Spicy Butternut Squash & Sweet Potato Soup
(adapted from
GH Cookery Book)
1/2 a medium onion, peeled, diced
small splash (maybe 1 dessertspoonful) olive oil
1 red chili to taste, chopped, seeds in if you feel the need
1/2 tsp if that crushed coriander seeds
1/2 a butternut squash, peeled, deseeded, roughly chopped
1 peeled chopped sweet potato
1 peeled chopped tomato
750ml hot stock
Get the onions all nice and glassy over a medium heat then add the coriander seed and chopped chili, stir fry for about a minute. Add the squash, sweet potato and tomato and continue to stir fry for a few more minutes. Add stock and bubble away for about 20mins until the veggies are soft. Use a stick blender or blender to puree to desired consistency (mind out, it will be hot and hot soup in the cleavage ain't something you will be wanting, I should hope) and serve.
Makes 4 delicate servings/mugfuls at about 100cals each according to GH, who also recommend cheese straws as an side dish. Beautiful colour, tastes creamy but has no cream in it - marvellous.

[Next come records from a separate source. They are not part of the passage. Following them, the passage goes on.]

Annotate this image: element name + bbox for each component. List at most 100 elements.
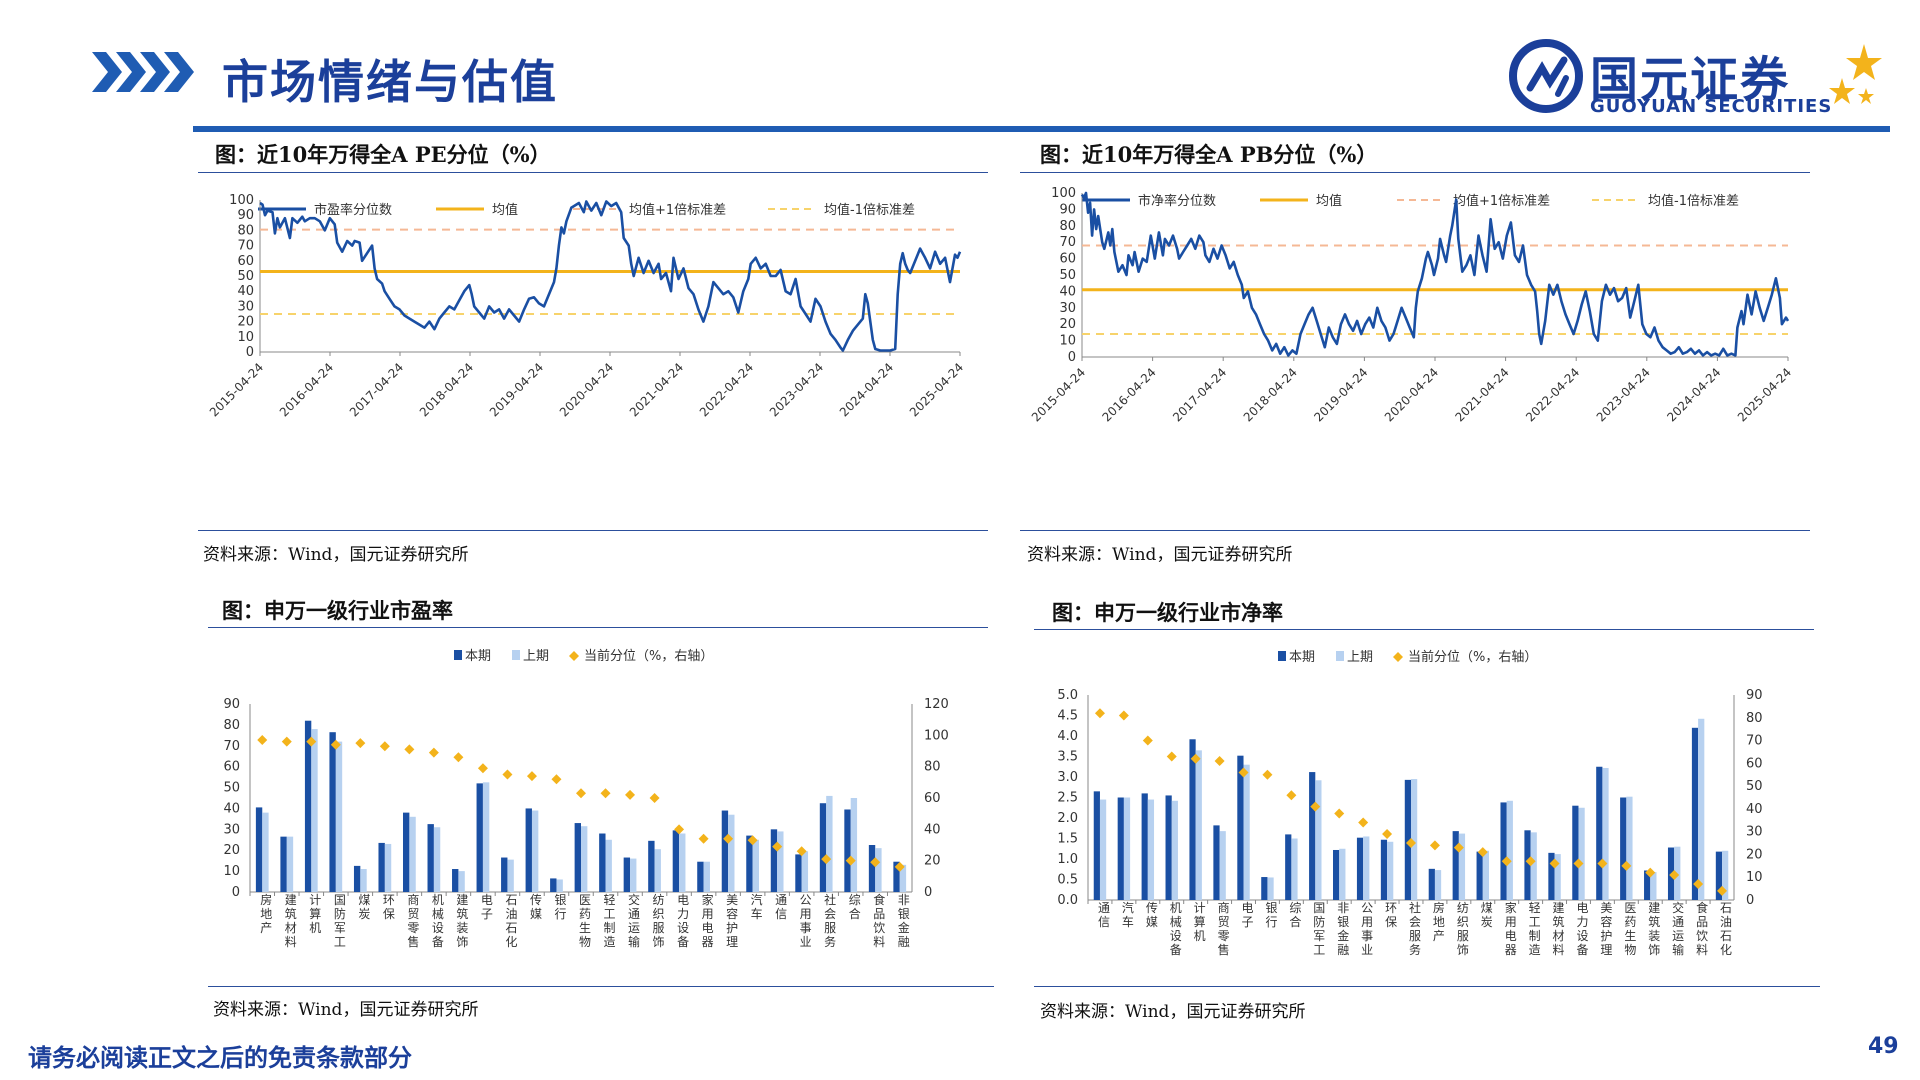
x-tick-label: 2023-04-24 bbox=[767, 360, 826, 419]
percentile-marker bbox=[1094, 708, 1105, 719]
bar-previous bbox=[875, 848, 882, 892]
bar-current bbox=[255, 807, 263, 892]
percentile-marker bbox=[870, 857, 881, 868]
percentile-marker bbox=[551, 774, 562, 785]
category-label: 建筑材料 bbox=[1553, 901, 1566, 957]
y-tick-label: 20 bbox=[1059, 317, 1076, 332]
category-label: 医药生物 bbox=[1624, 901, 1637, 957]
bar-current bbox=[1500, 802, 1507, 900]
y-left-tick-label: 50 bbox=[223, 781, 240, 796]
bar-current bbox=[1596, 766, 1603, 900]
category-label: 石油石化 bbox=[505, 893, 518, 949]
x-tick-label: 2021-04-24 bbox=[1453, 365, 1512, 424]
percentile-marker bbox=[1358, 817, 1369, 828]
bar-previous bbox=[1267, 877, 1274, 900]
x-tick-label: 2016-04-24 bbox=[277, 360, 336, 419]
legend-label-current: 本期 bbox=[465, 649, 491, 664]
y-left-tick-label: 30 bbox=[223, 822, 240, 837]
bar-previous bbox=[1099, 799, 1107, 900]
percentile-marker bbox=[453, 752, 464, 763]
bar-current bbox=[1117, 797, 1124, 900]
industry-pb-chart: 本期 上期 当前分位（%，右轴） 0.0 0.5 1.0 1.5 2.0 2.5 3.0 3.5 4.… bbox=[1057, 649, 1763, 957]
legend-label-previous: 上期 bbox=[523, 649, 549, 664]
category-label: 国防军工 bbox=[334, 893, 347, 949]
y-tick-label: 40 bbox=[237, 284, 254, 299]
y-right-tick-label: 60 bbox=[1746, 756, 1763, 771]
legend-label-percentile: 当前分位（%，右轴） bbox=[1408, 649, 1537, 665]
bar-previous bbox=[679, 833, 686, 892]
legend-swatch-previous bbox=[1336, 651, 1344, 661]
x-tick-label: 2022-04-24 bbox=[697, 360, 756, 419]
bar-current bbox=[1333, 849, 1340, 900]
bar-previous bbox=[654, 849, 661, 892]
bar-current bbox=[501, 857, 508, 892]
bar-previous bbox=[1315, 780, 1322, 900]
category-label: 交通运输 bbox=[1672, 900, 1685, 957]
bar-current bbox=[893, 861, 900, 892]
bar-current bbox=[476, 783, 483, 892]
bar-current bbox=[623, 857, 631, 892]
category-label: 国防军工 bbox=[1313, 901, 1326, 957]
percentile-marker bbox=[428, 747, 439, 758]
bar-previous bbox=[1219, 831, 1226, 900]
ind-pb-panel-title: 图：申万一级行业市净率 bbox=[1052, 600, 1283, 625]
bar-current bbox=[672, 830, 680, 892]
percentile-marker bbox=[1190, 753, 1201, 764]
legend-swatch-current bbox=[1278, 651, 1286, 661]
x-tick-label: 2024-04-24 bbox=[837, 360, 896, 419]
y-left-tick-label: 40 bbox=[223, 801, 240, 816]
bar-previous bbox=[1722, 850, 1729, 900]
y-left-tick-label: 60 bbox=[223, 760, 240, 775]
y-left-tick-label: 90 bbox=[223, 697, 240, 712]
y-right-tick-label: 50 bbox=[1746, 779, 1763, 794]
category-label: 计算机 bbox=[309, 893, 322, 935]
bar-previous bbox=[1339, 848, 1346, 900]
bar-current bbox=[868, 845, 876, 892]
legend-swatch-percentile bbox=[569, 651, 579, 661]
bar-current bbox=[1428, 868, 1435, 900]
bar-current bbox=[599, 833, 606, 892]
bar-previous bbox=[605, 839, 612, 892]
y-left-tick-label: 2.0 bbox=[1057, 811, 1078, 826]
bar-previous bbox=[1195, 750, 1202, 900]
pb-panel-title: 图：近10年万得全A PB分位（%） bbox=[1040, 142, 1378, 167]
bar-previous bbox=[482, 782, 490, 892]
percentile-marker bbox=[1166, 751, 1177, 762]
chevron-decoration-icon bbox=[92, 52, 194, 92]
bar-current bbox=[1285, 834, 1292, 900]
percentile-marker bbox=[477, 763, 488, 774]
x-tick-label: 2016-04-24 bbox=[1100, 365, 1159, 424]
bar-previous bbox=[507, 859, 514, 892]
ind-pb-source: 资料来源：Wind，国元证券研究所 bbox=[1040, 1002, 1306, 1022]
y-left-tick-label: 0.5 bbox=[1057, 873, 1078, 888]
percentile-marker bbox=[306, 736, 317, 747]
category-label: 交通运输 bbox=[628, 892, 641, 949]
y-left-tick-label: 0.0 bbox=[1057, 893, 1078, 908]
percentile-marker bbox=[1334, 808, 1345, 819]
y-left-tick-label: 4.0 bbox=[1057, 729, 1078, 744]
category-label: 机械设备 bbox=[432, 893, 445, 949]
bar-current bbox=[1476, 851, 1483, 900]
x-tick-label: 2018-04-24 bbox=[1241, 365, 1300, 424]
legend-label-0: 市盈率分位数 bbox=[314, 202, 392, 218]
bar-previous bbox=[531, 810, 539, 892]
bar-previous bbox=[826, 795, 833, 892]
page-number: 49 bbox=[1868, 1034, 1899, 1059]
bar-current bbox=[574, 823, 581, 892]
bar-current bbox=[1691, 727, 1699, 900]
y-tick-label: 90 bbox=[237, 208, 254, 223]
percentile-marker bbox=[1573, 858, 1584, 869]
x-tick-label: 2020-04-24 bbox=[1382, 365, 1441, 424]
bar-current bbox=[795, 854, 802, 892]
y-right-tick-label: 70 bbox=[1746, 734, 1763, 749]
x-tick-label: 2020-04-24 bbox=[557, 360, 616, 419]
ind-pe-panel-title: 图：申万一级行业市盈率 bbox=[222, 598, 453, 623]
y-tick-label: 0 bbox=[1068, 350, 1076, 365]
legend-label-2: 均值+1倍标准差 bbox=[1453, 193, 1550, 209]
category-label: 建筑材料 bbox=[285, 893, 298, 949]
bar-previous bbox=[458, 871, 465, 892]
y-tick-label: 50 bbox=[237, 269, 254, 284]
category-label: 家用电器 bbox=[1505, 900, 1518, 957]
bar-previous bbox=[630, 858, 637, 892]
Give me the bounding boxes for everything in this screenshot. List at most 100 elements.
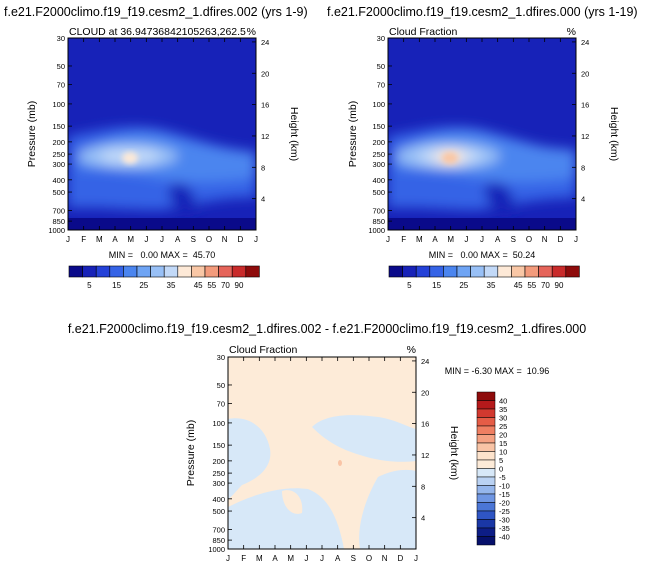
x-tick-label: O: [206, 235, 212, 244]
panel-a-right-label: %: [247, 26, 256, 38]
colorbar-label: 15: [432, 281, 441, 290]
height-tick-label: 4: [261, 195, 265, 204]
x-tick-label: D: [557, 235, 563, 244]
height-tick-label: 4: [581, 195, 585, 204]
height-tick-label: 8: [581, 163, 585, 172]
pressure-tick-label: 70: [57, 80, 65, 89]
pressure-tick-label: 150: [212, 441, 225, 450]
panel-c-field: [228, 357, 416, 549]
pressure-tick-label: 100: [52, 100, 65, 109]
colorbar-swatch: [177, 265, 192, 278]
panel-c-y2label: Height (km): [448, 426, 460, 480]
colorbar-label: -20: [499, 499, 510, 508]
pressure-tick-label: 400: [372, 176, 385, 185]
colorbar-swatch: [476, 485, 496, 495]
x-tick-label: A: [112, 235, 118, 244]
x-tick-label: J: [144, 235, 148, 244]
height-tick-label: 20: [421, 388, 429, 397]
height-tick-label: 24: [421, 357, 429, 366]
pressure-tick-label: 400: [52, 176, 65, 185]
height-tick-label: 24: [581, 38, 589, 47]
colorbar-label: 90: [555, 281, 564, 290]
pressure-tick-label: 70: [377, 80, 385, 89]
pressure-tick-label: 200: [52, 138, 65, 147]
colorbar-swatch: [538, 265, 553, 278]
colorbar-swatch: [476, 451, 496, 461]
colorbar-label: 55: [527, 281, 536, 290]
pressure-tick-label: 850: [212, 536, 225, 545]
colorbar-label: 20: [499, 431, 507, 440]
panel-a-axes: J F M A M J J A S O N D J305070100150200250300400500…: [48, 34, 269, 244]
x-tick-label: M: [287, 554, 294, 563]
colorbar-swatch: [204, 265, 219, 278]
colorbar-label: 5: [407, 281, 412, 290]
x-tick-label: F: [81, 235, 86, 244]
height-tick-label: 12: [581, 132, 589, 141]
x-tick-label: A: [432, 235, 438, 244]
colorbar-label: 55: [207, 281, 216, 290]
colorbar-label: 30: [499, 414, 507, 423]
panel-a-title: f.e21.F2000climo.f19_f19.cesm2_1.dfires.…: [4, 5, 308, 19]
colorbar-swatch: [476, 527, 496, 537]
pressure-tick-label: 850: [52, 217, 65, 226]
colorbar-swatch: [191, 265, 206, 278]
panel-c-peak-spot: [338, 460, 342, 466]
colorbar-swatch: [456, 265, 471, 278]
colorbar-label: 5: [499, 456, 503, 465]
pressure-tick-label: 150: [372, 122, 385, 131]
colorbar-swatch: [218, 265, 233, 278]
height-tick-label: 16: [581, 101, 589, 110]
colorbar-swatch: [476, 391, 496, 401]
height-tick-label: 4: [421, 514, 425, 523]
pressure-tick-label: 500: [212, 507, 225, 516]
colorbar-swatch: [476, 493, 496, 503]
panel-c-right-label: %: [407, 344, 416, 356]
pressure-tick-label: 1000: [48, 226, 65, 235]
height-tick-label: 24: [261, 38, 269, 47]
height-tick-label: 12: [261, 132, 269, 141]
panel-b-y2label: Height (km): [608, 107, 620, 161]
panel-b-low-dark-region: [484, 182, 516, 214]
pressure-tick-label: 850: [372, 217, 385, 226]
pressure-tick-label: 50: [377, 62, 385, 71]
colorbar-label: 90: [235, 281, 244, 290]
x-tick-label: J: [320, 554, 324, 563]
panel-a-low-dark-region: [168, 183, 198, 214]
panel-c-positive-island-b: [345, 495, 360, 516]
colorbar-label: 25: [139, 281, 148, 290]
colorbar-label: 35: [167, 281, 176, 290]
height-tick-label: 12: [421, 451, 429, 460]
panel-a-ylabel: Pressure (mb): [26, 101, 38, 168]
colorbar-swatch: [123, 265, 138, 278]
pressure-tick-label: 100: [212, 419, 225, 428]
colorbar-label: 15: [499, 439, 507, 448]
colorbar-swatch: [476, 476, 496, 486]
panel-a: f.e21.F2000climo.f19_f19.cesm2_1.dfires.…: [4, 5, 308, 290]
colorbar-swatch: [470, 265, 485, 278]
colorbar-swatch: [476, 468, 496, 478]
x-tick-label: J: [304, 554, 308, 563]
height-tick-label: 16: [421, 420, 429, 429]
pressure-tick-label: 300: [52, 160, 65, 169]
x-tick-label: O: [526, 235, 532, 244]
colorbar-label: -30: [499, 516, 510, 525]
pressure-tick-label: 1000: [208, 545, 225, 554]
colorbar-swatch: [429, 265, 444, 278]
panel-a-field: [68, 38, 256, 230]
x-tick-label: J: [414, 554, 418, 563]
x-tick-label: A: [335, 554, 341, 563]
panel-c-negative-region-right: [359, 469, 416, 549]
colorbar-label: 10: [499, 448, 507, 457]
pressure-tick-label: 200: [372, 138, 385, 147]
colorbar-swatch: [551, 265, 567, 278]
x-tick-label: A: [272, 554, 278, 563]
panel-a-min-max: MIN = 0.00 MAX = 45.70: [109, 250, 216, 260]
pressure-tick-label: 500: [52, 188, 65, 197]
colorbar-swatch: [476, 459, 496, 469]
colorbar-swatch: [476, 510, 496, 520]
colorbar-label: 45: [194, 281, 203, 290]
colorbar-label: -10: [499, 482, 510, 491]
pressure-tick-label: 30: [377, 34, 385, 43]
panel-c: f.e21.F2000climo.f19_f19.cesm2_1.dfires.…: [68, 322, 586, 563]
panel-a-colorbar: 5 15 25 35 45 55 70 90: [68, 265, 260, 290]
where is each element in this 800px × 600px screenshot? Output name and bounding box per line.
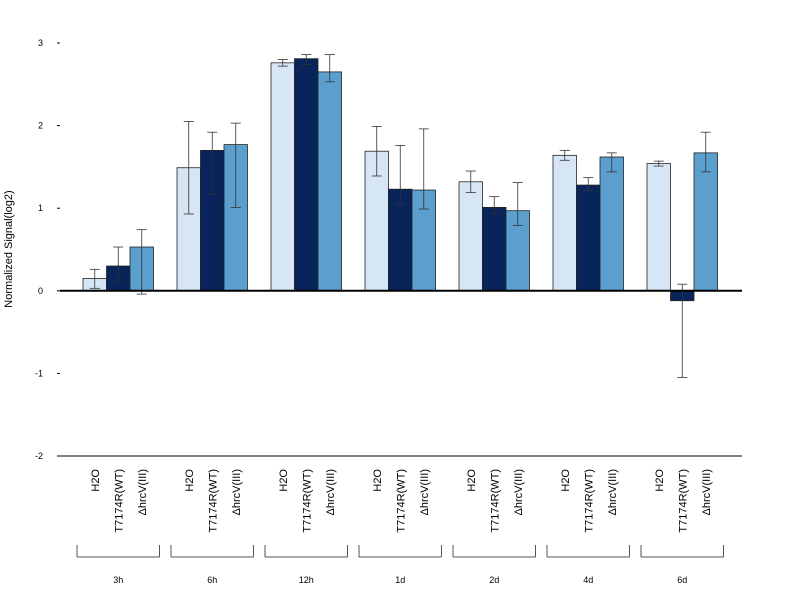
bar (552, 154, 577, 292)
category-label: ΔhrcV(III) (137, 469, 149, 515)
category-label: T7174R(WT) (207, 469, 219, 533)
bar (317, 71, 342, 292)
bar (693, 152, 718, 292)
error-bar (395, 145, 406, 205)
error-bar (489, 196, 500, 215)
bar (482, 206, 507, 292)
y-tick-label: 1 (38, 203, 43, 213)
error-bar (677, 283, 688, 378)
error-bar (207, 131, 218, 195)
error-bar (606, 152, 617, 173)
category-label: H2O (560, 469, 572, 492)
category-label: H2O (654, 469, 666, 492)
category-label: H2O (278, 469, 290, 492)
group-bracket (76, 545, 160, 558)
group-bracket (264, 545, 348, 558)
error-bar (113, 246, 124, 281)
bar (294, 58, 319, 292)
category-label: ΔhrcV(III) (513, 469, 525, 515)
category-label: ΔhrcV(III) (607, 469, 619, 515)
y-tick-label: 0 (38, 286, 43, 296)
category-label: T7174R(WT) (395, 469, 407, 533)
error-bar (512, 182, 523, 226)
group-label: 2d (489, 575, 499, 585)
y-tick-label: 2 (38, 121, 43, 131)
group-label: 1d (395, 575, 405, 585)
error-bar (559, 149, 570, 161)
category-label: T7174R(WT) (677, 469, 689, 533)
category-label: H2O (90, 469, 102, 492)
group-label: 4d (583, 575, 593, 585)
category-label: T7174R(WT) (113, 469, 125, 533)
group-bracket (358, 545, 442, 558)
category-label: H2O (184, 469, 196, 492)
group-bracket (640, 545, 724, 558)
error-bar (277, 59, 288, 67)
y-tick-label: -2 (35, 451, 43, 461)
bar (576, 184, 601, 292)
group-bracket (170, 545, 254, 558)
error-bar (183, 121, 194, 215)
group-label: 6h (207, 575, 217, 585)
group-bracket (546, 545, 630, 558)
error-bar (324, 54, 335, 83)
category-label: T7174R(WT) (489, 469, 501, 533)
category-label: ΔhrcV(III) (701, 469, 713, 515)
bars-layer (60, 54, 742, 378)
y-axis-label: Normalized Signal(log2) (3, 190, 15, 307)
group-label: 3h (113, 575, 123, 585)
error-bar (583, 177, 594, 192)
category-label: ΔhrcV(III) (231, 469, 243, 515)
category-label: H2O (372, 469, 384, 492)
error-bar (418, 128, 429, 210)
y-tick-label: -1 (35, 368, 43, 378)
error-bar (465, 170, 476, 193)
bar (458, 181, 483, 292)
y-axis: -2 -1 0 1 2 3 (35, 38, 742, 461)
category-label: ΔhrcV(III) (419, 469, 431, 515)
error-bar (301, 54, 312, 65)
category-label: H2O (466, 469, 478, 492)
y-tick-label: 3 (38, 38, 43, 48)
error-bar (700, 131, 711, 173)
group-label: 12h (299, 575, 314, 585)
group-bracket (452, 545, 536, 558)
category-label: ΔhrcV(III) (325, 469, 337, 515)
bar (646, 163, 671, 292)
x-axis-labels: H2O T7174R(WT) ΔhrcV(III) 3h H2O T7174R(WT) Δh… (76, 469, 724, 585)
bar (270, 62, 295, 292)
error-bar (371, 126, 382, 177)
category-label: T7174R(WT) (583, 469, 595, 533)
group-label: 6d (677, 575, 687, 585)
category-label: T7174R(WT) (301, 469, 313, 533)
error-bar (230, 122, 241, 208)
bar (599, 156, 624, 292)
error-bar (653, 160, 664, 167)
error-bar (89, 268, 100, 289)
error-bar (136, 229, 147, 295)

So what can you do with the other half of the squash? Well roast it really. Then make squash and spinach lasagne. Roast the squash chunks at 200°C for about 40mins until done (I leave the skin on the chunks, it comes off easly when cooked, take the seeds out though) then peel. Make a basic white sauce (25g flour, 25g butter, a pint of milk say, relatively basic stuff) and enrich this with 250g pack ricotta cheese and a dash of grated nutmeg.
Pop the cooked squash into the bottom of a small lasagne dish, dot some frozen leaf spinach portion squares on top then add about 1/3 of the sauce plus no-cook lasagne sheets to cover. Cover that with a suitable amount of ricotta sauce, a generous sprinkle of grated pecorino or parmesan, in that 200°c oven for about 25mins and an easy dinner is yours. Pumpkin has become quite a favourite in Italian cookery, look out for it on menus as a pasta filling. It wasn't always that popular, as like the turnip in the UK, pumpkin is seen as a "poor people's food" and during WWII many lived on it and little else, as it is a very hardy growing plant. However, I love turnips as well, so what do I know?